The Polar Bear and the headland
The white rock with a face on the beach is the village’s other small celebrity: the Polar Bear of Ballygally, a limestone outcrop a local painter turned into a bear. Children make a beeline for it. Looming over the bay to the south, Ballygally Head is a volcanic plug – the solidified throat of an old volcano – but made of dolerite rather than the basalt of the Giant’s Causeway. Because it cooled slowly underground, its crystals grew larger, giving the headland its blocky, columnar cliffs. Off the head lies the wreck of the SS Thrush, an 1889 gunboat, now a dive site.
Long before any of that, people farmed here: excavations in the 1990s turned up the foundations of Neolithic houses about 500 yards from the shore, along with pottery, worked flints and stone axes – one of the more important Neolithic settlement sites in the north.
A note on the “oldest building” claim
You’ll see Ballygally Castle billed as the oldest occupied building in Ireland. Treat that with a pinch of salt: Castle Upton, near Templepatrick, is older. What’s fair to say is that it’s the only 17th-century castle in Northern Ireland still serving as a residence – which is unusual enough without the embellishment. The hotel marked its 400th birthday in 2025 and was named in Tripadvisor’s 2025 Travelers’ Choice Awards Best of the Best – 19th in the UK, top 1% worldwide – an honour it held onto for 2026.
Things to do nearby
- Carnfunnock Country Park – Within walking distance inland, 191 hectares of woodland walks, gardens, mini-golf and play areas with sea views. Part of this was once James Shaw’s land grant, the same one the castle stands on.

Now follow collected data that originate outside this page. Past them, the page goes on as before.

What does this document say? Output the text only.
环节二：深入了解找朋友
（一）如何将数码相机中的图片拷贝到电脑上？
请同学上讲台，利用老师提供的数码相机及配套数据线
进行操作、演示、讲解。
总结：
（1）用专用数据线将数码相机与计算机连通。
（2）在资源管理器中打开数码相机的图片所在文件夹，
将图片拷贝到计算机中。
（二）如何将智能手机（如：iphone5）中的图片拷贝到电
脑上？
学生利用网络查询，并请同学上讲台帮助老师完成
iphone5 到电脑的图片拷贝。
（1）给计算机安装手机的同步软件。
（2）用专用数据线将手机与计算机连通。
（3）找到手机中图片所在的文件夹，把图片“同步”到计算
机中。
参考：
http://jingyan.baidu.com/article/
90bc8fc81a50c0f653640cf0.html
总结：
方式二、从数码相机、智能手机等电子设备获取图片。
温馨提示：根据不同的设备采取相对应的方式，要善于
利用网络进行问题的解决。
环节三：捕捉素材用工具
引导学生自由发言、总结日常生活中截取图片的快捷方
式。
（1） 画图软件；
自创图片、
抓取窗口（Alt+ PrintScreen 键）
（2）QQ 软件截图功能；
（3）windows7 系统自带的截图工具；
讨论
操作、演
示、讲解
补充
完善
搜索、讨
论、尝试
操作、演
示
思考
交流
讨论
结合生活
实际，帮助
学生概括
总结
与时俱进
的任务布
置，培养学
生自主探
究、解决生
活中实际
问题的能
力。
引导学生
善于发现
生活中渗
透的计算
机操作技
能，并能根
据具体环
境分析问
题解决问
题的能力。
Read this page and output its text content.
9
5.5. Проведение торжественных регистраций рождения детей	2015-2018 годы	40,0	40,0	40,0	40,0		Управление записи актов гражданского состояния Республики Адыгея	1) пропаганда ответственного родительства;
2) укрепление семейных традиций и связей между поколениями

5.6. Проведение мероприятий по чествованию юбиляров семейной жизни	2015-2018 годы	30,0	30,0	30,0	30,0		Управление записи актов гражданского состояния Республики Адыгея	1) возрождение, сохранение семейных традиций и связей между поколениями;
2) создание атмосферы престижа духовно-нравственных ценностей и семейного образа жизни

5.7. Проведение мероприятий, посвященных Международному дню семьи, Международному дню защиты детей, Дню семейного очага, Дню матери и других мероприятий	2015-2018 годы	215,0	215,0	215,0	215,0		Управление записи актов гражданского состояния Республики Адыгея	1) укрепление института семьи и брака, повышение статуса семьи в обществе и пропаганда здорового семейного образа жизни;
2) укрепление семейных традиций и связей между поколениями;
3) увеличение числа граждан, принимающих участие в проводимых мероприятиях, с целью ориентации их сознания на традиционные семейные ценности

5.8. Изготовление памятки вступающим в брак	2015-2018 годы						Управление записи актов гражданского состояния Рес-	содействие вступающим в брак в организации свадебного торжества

- Cairndhu Golf Club – An 18-hole, par-70 parkland course on the hills above the village (192 Coast Road), founded in 1928 and open year-round, with sea views from most holes.
- The wider coast – Glenarm and its castle are about six miles up the road, and the Glens of Antrim open out behind them. The Gobbins cliff path is a half-hour or so south. The famous Causeway sights – the Giant’s Causeway, Carrick-a-Rede and Bushmills – are roughly an hour north, not a quick hop, so plan them as a separate day.
Practical information
Ballygally sits on the A2 Antrim Coast Road, three miles north of Larne and its Scotland ferry, and about 45 minutes from Belfast. Buses run along the Coast Road to Larne and Belfast – check times, as services are limited.
- Parking: Two free council car parks – the Village car park (118 spaces) and the Coastal car park (40 spaces) – fill up on summer afternoons, so come earlier.
- Beach facilities: Disabled toilets and baby-changing are at the far end of the car park, open all year and cleaned daily.
- Eating: The castle hotel’s restaurant is open to non-residents; there’s also a Spar in the village for the basics.
Time a visit for late afternoon: the crowds thin, and the low sun catches the dolerite columns on the headland.